Dans ce chapitre des transports on doit classer également le transport de la force de travail sous différentes formes, d’une part du lieu de vie au lieu d’exploitation, d’autre part les déplacements nécessaires à la gestion du système (voyages d’affaires) mais aussi ceux participant de la récupération de la force de travail (vacances et tourisme). Au sujet du transport de la marchandise force de travail, un expert en logistique pouvait déclarer récemment : « Celui qui n’a pas les moyens de se déplacer n’est pas employable » (voir aussi l’introduction de la notion de temps de transport pour la mise des chômeurs au travail). L’utilisation par les immigrants de tous les moyens de transports concevables et souvent dangereux pour gagner le lieu précis de leur exploitation pourrait illustrer cette réflexion selon laquelle il faut se déplacer pour être « employable ». Mais aussi, les travailleurs ayant un emploi dans des zones éloignées des centres-villes mal desservies ont des frais de transports plus lourds (ils doivent acheter une voiture) que les cadres mieux payés vivant et travaillant en ville ou dans des banlieues cossues bien desservies (voir aussi p. 22, note 22, et p. 46-47).
La récupération de la force de travail impliquant le repos sous une forme ou sous une autre, l’industrie du logement comme du tourisme, vecteur de cette récupération implique une utilisation importante de tous les moyens de communication matériels ou immatériels à la fois dans l’exploitation de ces moyens (régulation des trafics, organisation et gestion des séjours) et dans leur consommation (achat, réservation, etc.).
NOTES
(8) Le jargon technocratique étend le sens commun des mots ou leur substitue des termes prétendument « techniques », en fait plus imprécis. Les journaux empilent les clichés, parlent d’« autoroutes de l’énergie » pour les lignes électriques de connexion (Le Monde, 15 novembre 2006), d’« autoroutes de l’information » pour le réseau de câbles sous-marins (Le Monde, 12 mai 2008) eux-mêmes baptisés « tuyaux », d’« autoroutes de la mer » (voir Fortunes de mer, lignes maritimes à grande vitesse, les illusions bleues d’un « capitalisme vert », 2010, Acratie). La centralisation des conteneurs à l’intérieur des terres est qualifiée de « port sec ». Le terme « piratage », utilisé à l’origine uniquement pour les attaques maritimes, a été étendu à toutes les copies illégales faites sur le réseau Internet. On pourrait trouver d’autres exemples qui ne sont pas dus entièrement au hasard mais témoignent de l’apparition d’un langage commun à toutes les formes de transport.

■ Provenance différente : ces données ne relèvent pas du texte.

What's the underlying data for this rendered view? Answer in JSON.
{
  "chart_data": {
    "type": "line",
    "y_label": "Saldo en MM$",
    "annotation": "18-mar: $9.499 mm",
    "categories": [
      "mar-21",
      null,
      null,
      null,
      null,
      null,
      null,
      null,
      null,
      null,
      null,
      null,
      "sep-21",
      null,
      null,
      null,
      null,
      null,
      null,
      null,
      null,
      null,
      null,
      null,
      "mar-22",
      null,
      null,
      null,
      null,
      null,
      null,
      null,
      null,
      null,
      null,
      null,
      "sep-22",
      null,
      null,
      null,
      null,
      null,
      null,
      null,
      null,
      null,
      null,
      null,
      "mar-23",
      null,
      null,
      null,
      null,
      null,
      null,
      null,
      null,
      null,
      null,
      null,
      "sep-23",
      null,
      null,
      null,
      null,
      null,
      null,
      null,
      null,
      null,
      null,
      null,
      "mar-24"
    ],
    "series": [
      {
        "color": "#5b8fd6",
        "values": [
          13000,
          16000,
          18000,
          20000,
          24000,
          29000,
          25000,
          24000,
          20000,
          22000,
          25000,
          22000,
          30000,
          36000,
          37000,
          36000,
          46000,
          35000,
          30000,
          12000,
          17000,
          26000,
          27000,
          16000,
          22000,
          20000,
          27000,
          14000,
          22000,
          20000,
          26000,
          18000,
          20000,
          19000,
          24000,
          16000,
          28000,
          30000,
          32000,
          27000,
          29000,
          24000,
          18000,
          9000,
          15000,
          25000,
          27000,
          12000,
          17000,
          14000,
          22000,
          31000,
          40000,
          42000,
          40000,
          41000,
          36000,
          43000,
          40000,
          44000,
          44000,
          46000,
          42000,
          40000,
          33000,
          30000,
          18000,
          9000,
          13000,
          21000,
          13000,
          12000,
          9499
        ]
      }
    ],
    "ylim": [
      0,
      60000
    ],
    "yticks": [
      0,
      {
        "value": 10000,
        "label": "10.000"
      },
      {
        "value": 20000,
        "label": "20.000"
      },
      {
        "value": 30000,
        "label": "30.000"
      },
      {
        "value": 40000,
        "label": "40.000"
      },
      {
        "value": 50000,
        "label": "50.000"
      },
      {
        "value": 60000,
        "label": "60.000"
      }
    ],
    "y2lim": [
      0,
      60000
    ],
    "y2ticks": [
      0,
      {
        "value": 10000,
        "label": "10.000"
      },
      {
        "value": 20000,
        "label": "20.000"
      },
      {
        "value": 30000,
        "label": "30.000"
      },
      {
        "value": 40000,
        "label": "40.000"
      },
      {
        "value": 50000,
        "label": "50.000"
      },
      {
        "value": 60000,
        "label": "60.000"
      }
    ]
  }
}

(9) Bien avant qu’Internet pose ce problème, Marx l’avait en quelque sorte anticipé : « Il y a cependant des branches d’industries autonomes dans lesquelles le produit du procès de production n’est pas un nouveau produit matériel, une marchandise. L’industrie des transports est la seule d’entre elles qui ait une importance économique, qu’il s’agisse du transport proprement dit des marchandises et des hommes ou de la simple transmission de communications, lettres, télégrammes, etc. » (Marx, Le Capital, éd. Gallimard, « Bibliothèque de la Pléiade », note 1 p. 1697 ; Editions sociales, Livre deuxième, p. 50).